O conjunto mecânico é o mesmo do Tributo, com V8 turbo 3.9 de 720 cv e 77 mkgf de torque. Números que permitem ao conversível acelerar de 0 a 100 km/h em 2,9 segundos e atingir a velocidade máxima de 340 km/h.

GTS

Ferrari 812 GTS


Entre os modelos V12 dianteiros, são raros os conversíveis. Geralmente aparecem em edições especiais com poucas unidades, como F60 América (F12 Berlinetta), P540 Superfast Aperta (599 GTB Fiorano), além da dupla Barchetta Pininfarina (550 Maranello) e Super America (575 Maranello).
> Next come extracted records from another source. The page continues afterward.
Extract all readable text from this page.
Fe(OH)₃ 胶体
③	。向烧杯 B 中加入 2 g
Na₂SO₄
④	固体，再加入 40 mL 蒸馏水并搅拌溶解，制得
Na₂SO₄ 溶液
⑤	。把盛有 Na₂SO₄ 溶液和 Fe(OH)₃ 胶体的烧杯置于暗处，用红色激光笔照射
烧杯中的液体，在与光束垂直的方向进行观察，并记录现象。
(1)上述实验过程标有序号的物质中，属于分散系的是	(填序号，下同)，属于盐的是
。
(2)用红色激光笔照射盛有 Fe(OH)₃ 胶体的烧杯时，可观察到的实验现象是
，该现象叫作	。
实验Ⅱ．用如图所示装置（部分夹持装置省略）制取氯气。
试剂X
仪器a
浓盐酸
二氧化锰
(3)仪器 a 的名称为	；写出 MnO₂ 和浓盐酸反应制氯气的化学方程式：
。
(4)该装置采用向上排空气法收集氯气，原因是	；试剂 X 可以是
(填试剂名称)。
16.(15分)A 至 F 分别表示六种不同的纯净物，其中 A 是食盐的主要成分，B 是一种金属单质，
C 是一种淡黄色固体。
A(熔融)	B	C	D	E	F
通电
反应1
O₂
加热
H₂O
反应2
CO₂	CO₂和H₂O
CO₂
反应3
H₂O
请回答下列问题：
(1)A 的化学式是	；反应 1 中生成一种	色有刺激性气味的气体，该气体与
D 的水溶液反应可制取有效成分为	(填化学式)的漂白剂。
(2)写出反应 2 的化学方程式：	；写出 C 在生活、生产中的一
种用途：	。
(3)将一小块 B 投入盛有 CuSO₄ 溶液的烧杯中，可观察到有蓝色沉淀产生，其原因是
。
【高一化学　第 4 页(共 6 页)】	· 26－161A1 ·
Agora é a vez da 812 Superfast ganhar a variação aberta, batizada de GTS. Ao contrário das antecessoras, essa Ferrari será uma versão de série, com motor V12 6.5 (aspirado) de 800 cv e 71 mkgf, que permitem que ela acelere de 0 a 100 km/h em 3,0 segundos e máxima de 340 km/h. 

A sigla GTS por muitos anos denominou as versões com teto Targa (conversível parcial, mantendo janelas e colunas). O último modelo a utilizar a sigla foi a 355.